Günümüz şirketleri toplumsal olarak "doğru şeyleri" yapmak ve sorumluluk üstlenmek konusunda ciddi baskı altındalar. Bu baskının içeriden geldiği durumlarda ise şirketler genel olarak nasıl davranmaları gerektiği konusunda deneyimsiz, kararsız, çekingenler.
Aktivist çalışanların dile getirdiği sorunlar için kapsayıcı bir cevap bulamayan şirketlerin, yetenekleri kendilerine çekmekte ve elde tutmakta zorlanacakları açık.

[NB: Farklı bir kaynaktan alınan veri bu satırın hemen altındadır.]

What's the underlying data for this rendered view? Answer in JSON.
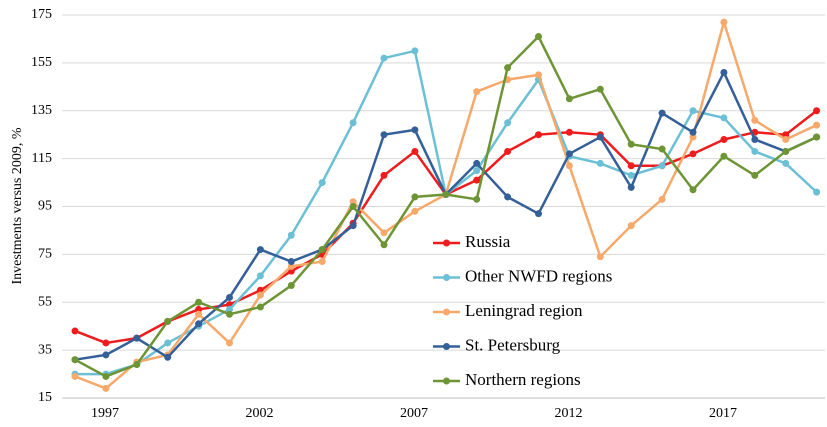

İletişim şirketi Weber Shandwick'in yakın tarihli bir araştırması, her on çalışandan dördünün (yüzde 38'i) işverenlerinin eylemlerini desteklemek veya eleştirmek için sesini yükselttiğini gösterdi. Herbert Smith Freehills'in "İşin Geleceği" raporu, şirketlerin yüzde 80'inin gelecek yıllarda çalışan aktivizminde bir artış beklediğini söylüyor.
Yani çalışanların, işverenlerinin plastik atıklar, çevresel kirlilik, modern kölelik, iş gücü çeşitliliği, insan hakları, adil olmayan tedarik zincirleri, kadın hakları, göçmen ve mülteci sorunları gibi önemli toplumsal meseleler için sorumluluk almaktan ve harekete geçmekten kaçınmalarından memnun olmadığı gerçeği ile karşı karşıyayız.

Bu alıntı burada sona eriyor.